Titre : La fenêtre de Diane
Auteur français : Dominique Douay
Première édition en 2015
Catégorie : roman de science-fiction (voyage dans le temps / mondes parallèles)
299 pages
Le Lecteur, le surveillant, le Très Haut, les deux astronautes, ils sont tous coincés sur Le Livre, cet astre qui contient toute l’histoire de l’univers et de ses réalités parallèles. Plus précisément, ils sont coincés sur les pages d’une vieille époque, d’un vieux monde : la Terre, dans le dernier quart du XXe siècle.
Bien contraints de continuer à vivre, ils s’installent, et commencent une nouvelle vie. Au fil de leurs pérégrinations, ils en viennent tous à s’intéresser au même homme : Gabriel Goggelaye. Ce type a quelque chose de particulier : il semble capable de jouer avec les réalités et les époques, c’est-à-dire de surfer sur les pages du Livre. Mais il n’en a pas conscience. Ainsi lorsque la culotte de sa copine passe du coton à la dentelle, il croit à une hallucination. Hallucination aussi lorsqu’il surprend régulièrement deux hommes qui l’observent comme des fantômes. Hallucination encore lorsqu’il voit une porte-fenêtre dans le bureau du ministre, là où les autres ne distinguent qu’un mur plein.
Les dons de Goggelaye auront leur utilité en temps voulu. Mais pour cela Goggelaye doit prendre conscience de leur existence, et apprendre à les maîtriser. Tout un programme pour nos hommes du futur coincés sur Le Livre.
Entrer dans ce roman n’est pas simple. Vous devez pour cela affronter une bonne moitié du roman dans laquelle vous ne comprenez pas grand chose. Dominique Douay joue en effet avec le lecteur, qu’il s’amuse à perdre. Vous enchaînez ainsi des chapitres qui n’ont apparemment aucun lien : une sorte de kidnapping dans le Bucarest des années 1990 ; un vaisseau spatial qui se pose sur un astre inconnu ; un type qui pousse un malade assis sur son fauteuil roulant quelques minutes avant l’apocalypse… Un peu dur, mais il faut accepter de se perdre, d’accumuler les informations qui prendront sens plus tard, et pour l’instant de profiter de ces atmosphères et dialogues étranges qui sont très bien travaillés.
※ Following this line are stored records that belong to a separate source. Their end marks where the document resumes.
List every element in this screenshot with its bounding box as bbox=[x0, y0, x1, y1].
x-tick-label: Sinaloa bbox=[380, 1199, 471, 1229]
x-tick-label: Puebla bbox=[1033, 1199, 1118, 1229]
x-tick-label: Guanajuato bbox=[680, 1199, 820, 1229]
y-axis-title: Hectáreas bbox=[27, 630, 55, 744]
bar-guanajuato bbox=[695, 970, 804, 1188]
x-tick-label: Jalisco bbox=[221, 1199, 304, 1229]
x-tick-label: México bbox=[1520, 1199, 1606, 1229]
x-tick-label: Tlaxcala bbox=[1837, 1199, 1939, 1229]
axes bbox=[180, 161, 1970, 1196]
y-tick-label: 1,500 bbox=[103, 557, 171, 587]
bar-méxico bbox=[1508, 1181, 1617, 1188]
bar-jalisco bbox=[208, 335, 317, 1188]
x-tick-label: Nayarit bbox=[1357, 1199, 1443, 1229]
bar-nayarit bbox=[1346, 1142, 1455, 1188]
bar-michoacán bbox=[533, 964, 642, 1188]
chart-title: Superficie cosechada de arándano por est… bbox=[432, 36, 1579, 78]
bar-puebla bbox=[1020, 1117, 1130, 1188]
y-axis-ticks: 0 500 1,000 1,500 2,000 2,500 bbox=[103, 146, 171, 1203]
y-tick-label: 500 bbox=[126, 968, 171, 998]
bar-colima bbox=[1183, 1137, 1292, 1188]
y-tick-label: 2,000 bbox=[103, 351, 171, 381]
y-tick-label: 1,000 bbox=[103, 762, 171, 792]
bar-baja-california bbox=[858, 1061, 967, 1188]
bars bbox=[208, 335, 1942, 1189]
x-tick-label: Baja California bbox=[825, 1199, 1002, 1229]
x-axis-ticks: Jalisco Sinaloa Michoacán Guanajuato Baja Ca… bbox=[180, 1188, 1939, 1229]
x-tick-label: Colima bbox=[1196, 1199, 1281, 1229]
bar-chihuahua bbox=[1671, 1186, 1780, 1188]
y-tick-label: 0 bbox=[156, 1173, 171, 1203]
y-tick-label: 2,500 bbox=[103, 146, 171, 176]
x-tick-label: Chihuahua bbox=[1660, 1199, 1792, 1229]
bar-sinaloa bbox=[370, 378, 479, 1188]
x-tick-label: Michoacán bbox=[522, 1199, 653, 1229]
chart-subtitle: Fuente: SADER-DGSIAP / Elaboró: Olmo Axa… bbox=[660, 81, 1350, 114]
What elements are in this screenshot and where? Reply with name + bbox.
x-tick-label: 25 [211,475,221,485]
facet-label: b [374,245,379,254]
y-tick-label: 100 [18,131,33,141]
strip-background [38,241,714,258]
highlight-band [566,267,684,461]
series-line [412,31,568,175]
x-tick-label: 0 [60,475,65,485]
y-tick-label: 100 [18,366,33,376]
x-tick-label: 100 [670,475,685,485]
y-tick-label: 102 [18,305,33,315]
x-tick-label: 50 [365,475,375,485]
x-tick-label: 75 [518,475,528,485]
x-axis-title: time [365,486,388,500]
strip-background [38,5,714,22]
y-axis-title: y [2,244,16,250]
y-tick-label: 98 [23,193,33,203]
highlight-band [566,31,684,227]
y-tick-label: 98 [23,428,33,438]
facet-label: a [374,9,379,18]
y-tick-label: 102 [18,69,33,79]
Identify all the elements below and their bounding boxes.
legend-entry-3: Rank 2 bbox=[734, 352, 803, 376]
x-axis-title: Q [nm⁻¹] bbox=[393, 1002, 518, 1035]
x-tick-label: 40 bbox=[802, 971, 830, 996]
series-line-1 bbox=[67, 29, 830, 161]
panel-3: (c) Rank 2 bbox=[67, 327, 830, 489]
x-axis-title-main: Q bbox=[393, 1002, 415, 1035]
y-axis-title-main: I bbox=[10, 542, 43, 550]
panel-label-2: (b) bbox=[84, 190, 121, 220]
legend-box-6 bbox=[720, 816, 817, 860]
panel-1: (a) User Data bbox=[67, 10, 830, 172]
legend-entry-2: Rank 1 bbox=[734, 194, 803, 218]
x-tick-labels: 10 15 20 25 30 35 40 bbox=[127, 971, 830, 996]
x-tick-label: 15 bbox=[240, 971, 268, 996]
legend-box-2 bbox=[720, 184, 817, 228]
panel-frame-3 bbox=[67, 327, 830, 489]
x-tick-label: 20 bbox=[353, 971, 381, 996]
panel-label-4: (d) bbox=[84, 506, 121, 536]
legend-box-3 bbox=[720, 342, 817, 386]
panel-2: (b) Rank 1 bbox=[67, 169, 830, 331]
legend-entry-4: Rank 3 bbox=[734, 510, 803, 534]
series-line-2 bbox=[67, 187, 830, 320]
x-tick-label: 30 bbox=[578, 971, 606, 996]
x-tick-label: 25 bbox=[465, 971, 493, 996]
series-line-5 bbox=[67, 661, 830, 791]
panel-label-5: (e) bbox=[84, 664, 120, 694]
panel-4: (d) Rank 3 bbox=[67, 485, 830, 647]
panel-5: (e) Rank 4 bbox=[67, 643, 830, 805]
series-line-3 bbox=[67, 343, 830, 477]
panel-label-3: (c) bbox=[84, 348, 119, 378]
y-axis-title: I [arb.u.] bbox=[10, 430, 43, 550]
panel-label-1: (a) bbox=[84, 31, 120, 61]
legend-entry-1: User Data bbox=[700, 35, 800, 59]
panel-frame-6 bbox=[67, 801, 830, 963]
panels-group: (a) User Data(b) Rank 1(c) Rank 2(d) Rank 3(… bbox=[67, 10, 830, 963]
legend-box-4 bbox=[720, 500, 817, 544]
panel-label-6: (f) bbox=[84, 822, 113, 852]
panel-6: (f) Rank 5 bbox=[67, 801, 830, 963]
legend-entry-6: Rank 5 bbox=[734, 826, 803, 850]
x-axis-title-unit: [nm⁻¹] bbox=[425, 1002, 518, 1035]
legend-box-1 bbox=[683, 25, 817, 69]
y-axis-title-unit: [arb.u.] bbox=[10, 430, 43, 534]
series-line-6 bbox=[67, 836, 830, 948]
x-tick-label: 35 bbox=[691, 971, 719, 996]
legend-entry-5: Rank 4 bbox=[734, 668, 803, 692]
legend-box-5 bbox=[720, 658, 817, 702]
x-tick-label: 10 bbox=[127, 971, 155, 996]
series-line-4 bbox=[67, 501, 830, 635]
Il faut vraiment attendre le dernier tiers du roman pour que la composition d’ensemble se dévoile. Je dois avouer que cela n’a pas facilité ma lecture au départ, qui était donc plutôt lente. Mais a posteriori je ne trouve pas cela dérangeant. L’histoire n’est finalement pas l’élément le plus important. Je me suis d’ailleurs amusé à remettre par écrit les événements dans l’ordre, ce qui m’a permis de voir que le travail de composition est excellent, mais qu’il sert aussi à camoufler l’intérêt relatif de l’histoire.
Dans ce roman, le lecteur n’est donc pas mu par l’intrigue. On discerne bien quelques enjeux pour le personnage principal, Goggelaye, (pourquoi ses pouvoirs intéressent-ils autant ? Quel rôle doit-il jouer ?) mais cela ne nous tient pas en haleine.
Ce qui fait le délice de cette lecture, c’est de voir Goggelaye se dépatouiller – en même temps que le lecteur – avec les indices qui l’entourent pour tenter de mieux appréhender la situation. Il y a d’une certaine façon un jeu qui s’instaure entre le lecteur et l’auteur. On dit Dominique Douay fan de K. Dick, et je pense qu’on le voit justement dans ce jeu avec la réalité : non seulement Dominique Douay nous perd en mélangeant les époques et la chronologie de l’histoire, mais il nous montre aussi que la réalité peut changer de visage lorsqu’on la regarde via les yeux d’une autre personne. Plusieurs scènes nous sont ainsi montrées deux fois, par deux narrateurs différents, nous permettant de comprendre que notre premier regard était incomplet.
La fenêtre de Diane est un excellent roman, qui fait toutefois partie de ces bouquins où le lecteur doit accepter de se perdre. Habituellement je suis plutôt de ceux qui aiment distinguer clairement le fil de l’histoire, appréciant que l’enchaînement des chapitres se fasse globalement dans l’ordre chronologique. Mais ici j’ai finalement accepté de me prendre au jeu, et en suis sorti satisfait. Cette découverte progressive du rôle joué par chaque personnage, et ce tâtonnement de Goggelaye face à ses interrogations sur la réalité, m’ont beaucoup plu.
La quatrième page de couverture présente Dominique Douay comme un “auteur culte” des années 1970-80. Je ne l’avais jusqu’ici jamais lu, mais cela me donne envie d’explorer ses anciens succès (il a déjà été récompensé par deux Grands Prix de la SF Française).